Come October 1, the Medicare program expects providers to code accurately to the highest level of specificity under ICD-10-CM and –PCS. The so-called “grace period” of the last year is ending once and for all at the end of September. During this period, the Centers for Medicare and Medicaid Services (CMS) instructed payers to accept claims with valid codes that were at least in the right category. Payers will reject such claims in fiscal 2017.

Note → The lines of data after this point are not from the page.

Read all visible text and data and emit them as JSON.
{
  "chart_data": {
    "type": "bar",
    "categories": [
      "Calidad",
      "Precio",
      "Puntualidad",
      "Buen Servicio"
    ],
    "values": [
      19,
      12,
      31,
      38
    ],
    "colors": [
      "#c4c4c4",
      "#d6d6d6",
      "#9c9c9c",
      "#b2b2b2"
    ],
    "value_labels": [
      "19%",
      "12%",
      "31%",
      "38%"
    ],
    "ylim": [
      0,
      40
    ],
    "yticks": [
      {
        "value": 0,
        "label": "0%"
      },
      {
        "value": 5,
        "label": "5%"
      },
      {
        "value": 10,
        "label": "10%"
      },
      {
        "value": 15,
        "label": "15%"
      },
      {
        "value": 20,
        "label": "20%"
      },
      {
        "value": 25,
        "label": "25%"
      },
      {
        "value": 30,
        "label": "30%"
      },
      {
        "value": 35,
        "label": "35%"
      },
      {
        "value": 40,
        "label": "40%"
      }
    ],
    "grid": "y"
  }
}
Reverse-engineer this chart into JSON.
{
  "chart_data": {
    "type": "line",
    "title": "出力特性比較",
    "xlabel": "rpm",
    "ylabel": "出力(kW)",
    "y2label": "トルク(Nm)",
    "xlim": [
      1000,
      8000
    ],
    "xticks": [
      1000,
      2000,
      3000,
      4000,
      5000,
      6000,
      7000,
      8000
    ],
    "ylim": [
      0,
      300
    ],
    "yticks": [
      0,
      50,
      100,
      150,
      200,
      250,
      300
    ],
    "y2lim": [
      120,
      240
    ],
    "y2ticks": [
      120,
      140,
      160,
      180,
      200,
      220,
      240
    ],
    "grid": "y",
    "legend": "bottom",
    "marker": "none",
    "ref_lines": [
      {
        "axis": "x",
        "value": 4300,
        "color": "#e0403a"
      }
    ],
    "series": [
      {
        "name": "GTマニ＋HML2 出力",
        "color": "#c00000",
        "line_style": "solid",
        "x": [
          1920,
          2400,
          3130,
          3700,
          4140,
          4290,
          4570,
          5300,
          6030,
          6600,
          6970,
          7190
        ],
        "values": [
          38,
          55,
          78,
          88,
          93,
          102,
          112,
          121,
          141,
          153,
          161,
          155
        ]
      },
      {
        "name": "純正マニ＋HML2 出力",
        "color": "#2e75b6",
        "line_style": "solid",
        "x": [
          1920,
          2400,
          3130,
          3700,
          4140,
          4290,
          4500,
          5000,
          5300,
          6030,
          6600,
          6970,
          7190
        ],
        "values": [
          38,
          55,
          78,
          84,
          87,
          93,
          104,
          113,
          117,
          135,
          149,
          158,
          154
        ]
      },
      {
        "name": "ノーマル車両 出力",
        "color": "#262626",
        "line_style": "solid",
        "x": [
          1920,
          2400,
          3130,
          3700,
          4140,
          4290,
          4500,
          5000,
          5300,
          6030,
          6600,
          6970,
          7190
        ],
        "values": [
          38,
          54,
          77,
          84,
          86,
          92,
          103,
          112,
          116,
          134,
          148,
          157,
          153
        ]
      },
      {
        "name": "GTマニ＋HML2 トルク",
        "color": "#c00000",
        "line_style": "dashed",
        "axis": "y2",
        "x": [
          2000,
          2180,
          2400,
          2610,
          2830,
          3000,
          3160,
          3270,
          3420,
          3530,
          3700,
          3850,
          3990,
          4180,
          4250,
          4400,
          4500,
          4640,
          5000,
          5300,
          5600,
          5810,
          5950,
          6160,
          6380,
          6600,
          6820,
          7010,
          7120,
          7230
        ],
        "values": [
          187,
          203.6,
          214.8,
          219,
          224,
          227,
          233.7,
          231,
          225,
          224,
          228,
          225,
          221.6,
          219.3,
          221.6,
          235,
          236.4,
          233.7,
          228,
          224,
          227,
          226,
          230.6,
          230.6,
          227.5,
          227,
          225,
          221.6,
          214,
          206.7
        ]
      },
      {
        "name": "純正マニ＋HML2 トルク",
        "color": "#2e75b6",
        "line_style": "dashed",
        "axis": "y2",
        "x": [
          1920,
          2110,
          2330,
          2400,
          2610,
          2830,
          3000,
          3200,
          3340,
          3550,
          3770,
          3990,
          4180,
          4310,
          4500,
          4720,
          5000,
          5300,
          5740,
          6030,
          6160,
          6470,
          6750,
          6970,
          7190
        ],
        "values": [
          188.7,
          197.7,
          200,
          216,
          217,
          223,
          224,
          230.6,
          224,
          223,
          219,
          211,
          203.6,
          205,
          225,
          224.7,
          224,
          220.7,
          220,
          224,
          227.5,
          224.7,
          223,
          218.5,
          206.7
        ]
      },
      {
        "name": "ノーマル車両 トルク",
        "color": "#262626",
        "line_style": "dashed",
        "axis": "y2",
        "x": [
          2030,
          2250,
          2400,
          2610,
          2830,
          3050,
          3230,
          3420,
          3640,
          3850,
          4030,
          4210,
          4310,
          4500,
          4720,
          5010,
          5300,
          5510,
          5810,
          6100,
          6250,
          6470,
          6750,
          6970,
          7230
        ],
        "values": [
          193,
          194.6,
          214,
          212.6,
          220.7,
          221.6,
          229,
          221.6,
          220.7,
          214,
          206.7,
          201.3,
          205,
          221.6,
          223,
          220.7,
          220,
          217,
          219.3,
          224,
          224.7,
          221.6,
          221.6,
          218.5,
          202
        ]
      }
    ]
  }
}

CMS made this clear with an announcement on August 18. In the message, the agency mentioned that it had updated the “Clarifying Questions and Answers Related to the July 6, 2015, CMS/AMA Joint Announcement and Guidance Regarding ICD-10-Flexibilities” it posted on its website last summer (https://www.cms.gov/Medicare/Coding/ICD10/Clarifying-Questions-and-Answers-Related-to-the-July-6-2015-CMS-AMA-Joint-Announcement.pdf).

During the grace period of the last 12 months, Medicare payers accepted claims reporting valid codes in the correct category but not fully reflecting information in the documentation. For example, code G43.701 (Chronic migraine without aura) would have been accepted even though the documentation noted that the migraine lasted for longer than 72 hours and the most specific code would have been G43.711 (Chronic migraine without aura, intractable, with status migrainosus). Beginning October 1, such a claim will be rejected and have to be recoded and resubmitted for payment.

Note that CMS says that there is still a place for unspecified codes. For instance, if a physician has diagnosed pneumonia but has not yet determined the specific type, an unspecified code is appropriate.

Of course, specific coding relies on thorough documentation, and thorough documentation rests on providers knowing which details must be noted to support accurate coding. For this reason, ongoing education about documentation is a key part of the coding process.